As for what Groom feels the need to write about, she says that the songs on Hungry Sky are somewhat science and future-based.

“I watch a lot of Ted Talks and Monday night Q+A and getting interested in the world and the future,” she says. “I’m always thinking about how people will drive around in 2050 and what strange things they’ll do on Mars and all those kind of things.”

Of course, in spite of making such beautiful music together, Groom and Ryan’s most amazing creation is one year-old Ivy, who chats and giggles throughout this conversation. The effect of having a child upon an artist is a profound one. One wonders how it has changed Groom as a creative person?

“I think that will definitely be more prevalent in album number three,” Groom ponders, “but it’s definitely in this one, in the lyrical content. I was pregnant with Ivy while recording a lot of the vocals and stuff like that. So the focus on the future of this kind of crazy world we’re living in definitely had a bearing on the interests I was honing in on.”

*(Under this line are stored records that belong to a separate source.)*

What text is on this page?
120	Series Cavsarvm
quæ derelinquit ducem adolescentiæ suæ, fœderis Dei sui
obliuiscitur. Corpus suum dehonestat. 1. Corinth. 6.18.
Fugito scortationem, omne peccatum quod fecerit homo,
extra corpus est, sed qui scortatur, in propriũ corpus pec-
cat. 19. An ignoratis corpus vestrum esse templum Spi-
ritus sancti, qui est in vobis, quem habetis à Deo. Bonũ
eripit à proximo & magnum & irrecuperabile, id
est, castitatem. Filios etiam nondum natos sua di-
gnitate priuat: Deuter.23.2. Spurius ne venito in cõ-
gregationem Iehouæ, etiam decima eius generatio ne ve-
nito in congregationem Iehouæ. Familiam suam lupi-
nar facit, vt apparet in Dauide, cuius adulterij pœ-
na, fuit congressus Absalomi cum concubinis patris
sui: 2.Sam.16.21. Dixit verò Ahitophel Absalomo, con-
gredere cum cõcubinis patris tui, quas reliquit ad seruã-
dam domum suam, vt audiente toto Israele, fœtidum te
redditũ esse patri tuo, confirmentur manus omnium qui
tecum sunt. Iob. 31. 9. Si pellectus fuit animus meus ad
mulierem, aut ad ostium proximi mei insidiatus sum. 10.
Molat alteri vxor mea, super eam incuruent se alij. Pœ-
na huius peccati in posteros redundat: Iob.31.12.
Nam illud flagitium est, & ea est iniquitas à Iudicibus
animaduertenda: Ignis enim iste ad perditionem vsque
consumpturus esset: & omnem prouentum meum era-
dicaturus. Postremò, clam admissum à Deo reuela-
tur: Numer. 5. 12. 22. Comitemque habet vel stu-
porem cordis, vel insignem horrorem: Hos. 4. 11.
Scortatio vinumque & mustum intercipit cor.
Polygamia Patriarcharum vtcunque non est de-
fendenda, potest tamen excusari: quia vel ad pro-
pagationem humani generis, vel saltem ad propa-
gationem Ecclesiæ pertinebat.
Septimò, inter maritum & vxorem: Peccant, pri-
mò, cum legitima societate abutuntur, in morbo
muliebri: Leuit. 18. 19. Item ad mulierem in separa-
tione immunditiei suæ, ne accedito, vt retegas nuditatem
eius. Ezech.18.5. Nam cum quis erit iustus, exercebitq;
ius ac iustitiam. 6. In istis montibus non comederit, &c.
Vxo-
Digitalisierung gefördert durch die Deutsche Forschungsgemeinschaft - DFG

What’s interesting also is how, through pregnancy and post-childbirth, the physicality of singing changes…

“Absolutely,” Groom affirms, “it was quite difficult because she was two-weeks-and-five-days overdue and I was singing a lot of the Rokwell & Groom stuff onstage and fitting in recording whenever I could, so I remember the room for lung capacity or anything was tight in there. So it was a bit of a challenge (laughs). It definitely took longer.

“Even now, after giving birth, there’s all those muscles that take a long time to engage back in and you really use those muscles to belt it out. I was always curious about that, and I asked Vikki (Thorn) from The Waifs about it and she said that she found it a lot easier to sing after giving birth. So that was really interesting; I kind of wondered whether after the baby had gone there was all this space in there what with the diaphragm working overtime and all that stuff going on inside.”

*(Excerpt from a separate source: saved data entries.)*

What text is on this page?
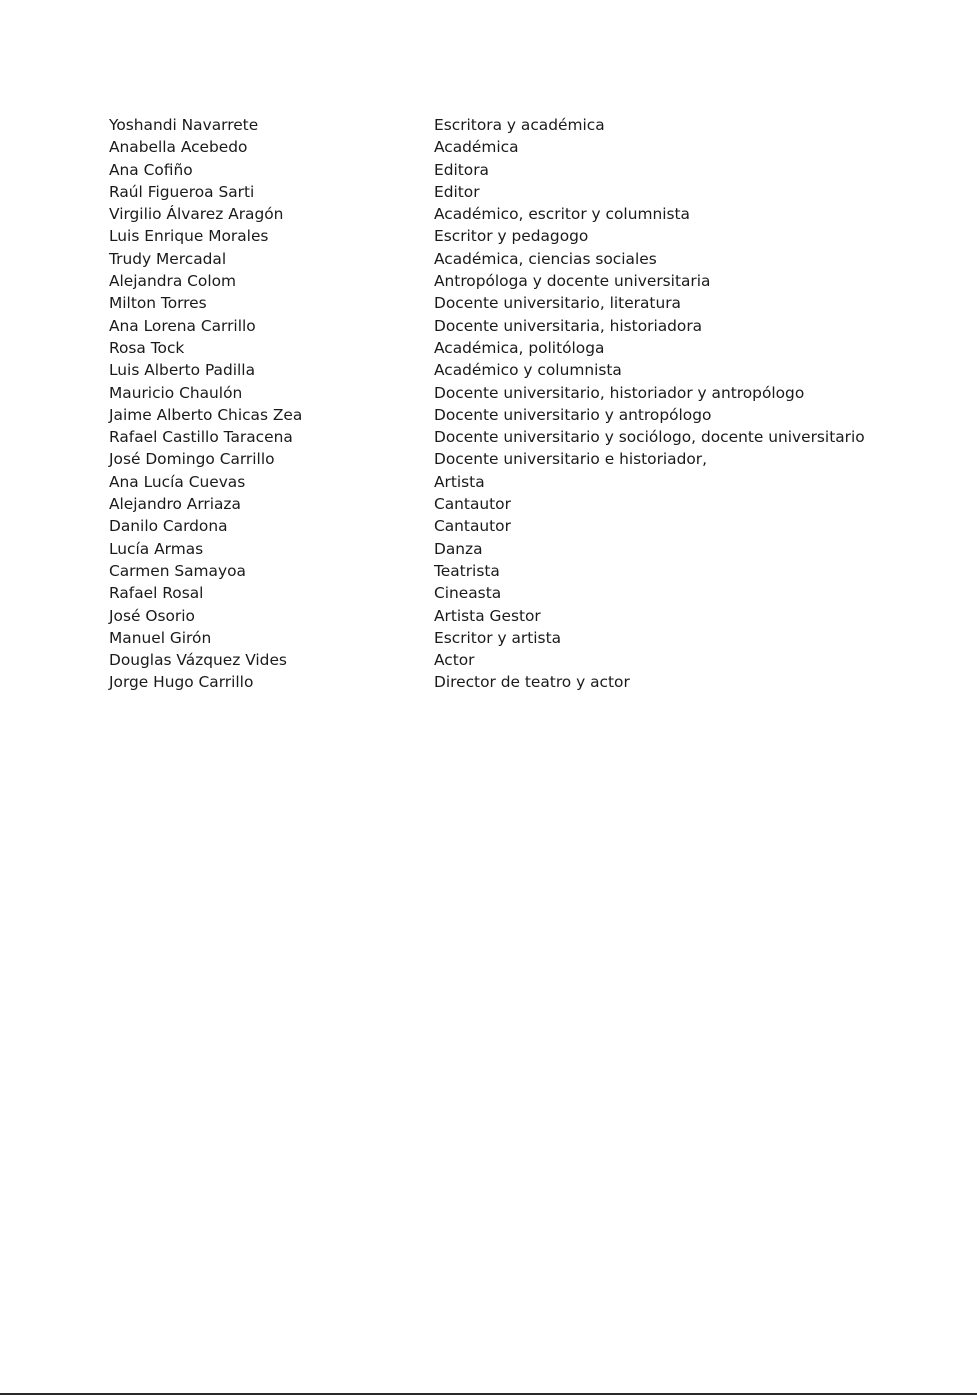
Yoshandi Navarrete	Escritora y académica
Anabella Acebedo	Académica
Ana Cofiño	Editora
Raúl Figueroa Sarti	Editor
Virgilio Álvarez Aragón	Académico, escritor y columnista
Luis Enrique Morales	Escritor y pedagogo
Trudy Mercadal	Académica, ciencias sociales
Alejandra Colom	Antropóloga y docente universitaria
Milton Torres	Docente universitario, literatura
Ana Lorena Carrillo	Docente universitaria, historiadora
Rosa Tock	Académica, politóloga
Luis Alberto Padilla	Académico y columnista
Mauricio Chaulón	Docente universitario, historiador y antropólogo
Jaime Alberto Chicas Zea	Docente universitario y antropólogo
Rafael Castillo Taracena	Docente universitario y sociólogo, docente universitario
José Domingo Carrillo	Docente universitario e historiador,
Ana Lucía Cuevas	Artista
Alejandro Arriaza	Cantautor
Danilo Cardona	Cantautor
Lucía Armas	Danza
Carmen Samayoa	Teatrista
Rafael Rosal	Cineasta
José Osorio	Artista Gestor
Manuel Girón	Escritor y artista
Douglas Vázquez Vides	Actor
Jorge Hugo Carrillo	Director de teatro y actor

Groom is understandably enamoured with her little one (“She’s lovely. She’s amazing!”) who – unsurprisingly – responds enthusiastically to music.

“She does!” Groom exclaims. “She plays the drums. If somebody’s playing drums or something in the front room she’s right in there. She responds really well to those songs as well, because as I say, I was pregnant recording them, so she knows them intrinsically.”

In listening to Hungry Sky, the album’s ethereal nature is rendered warm by a diversity of various ethnic-based sounds. None of them dominate, however, giving the album a sense of… elsewhereness.

“I love travelling,” Groom says. “It’s one of my biggest loves; I find that I think better when I’m in a new place. The way you connect to the environment is in a more alert way when it’s a completely new one.”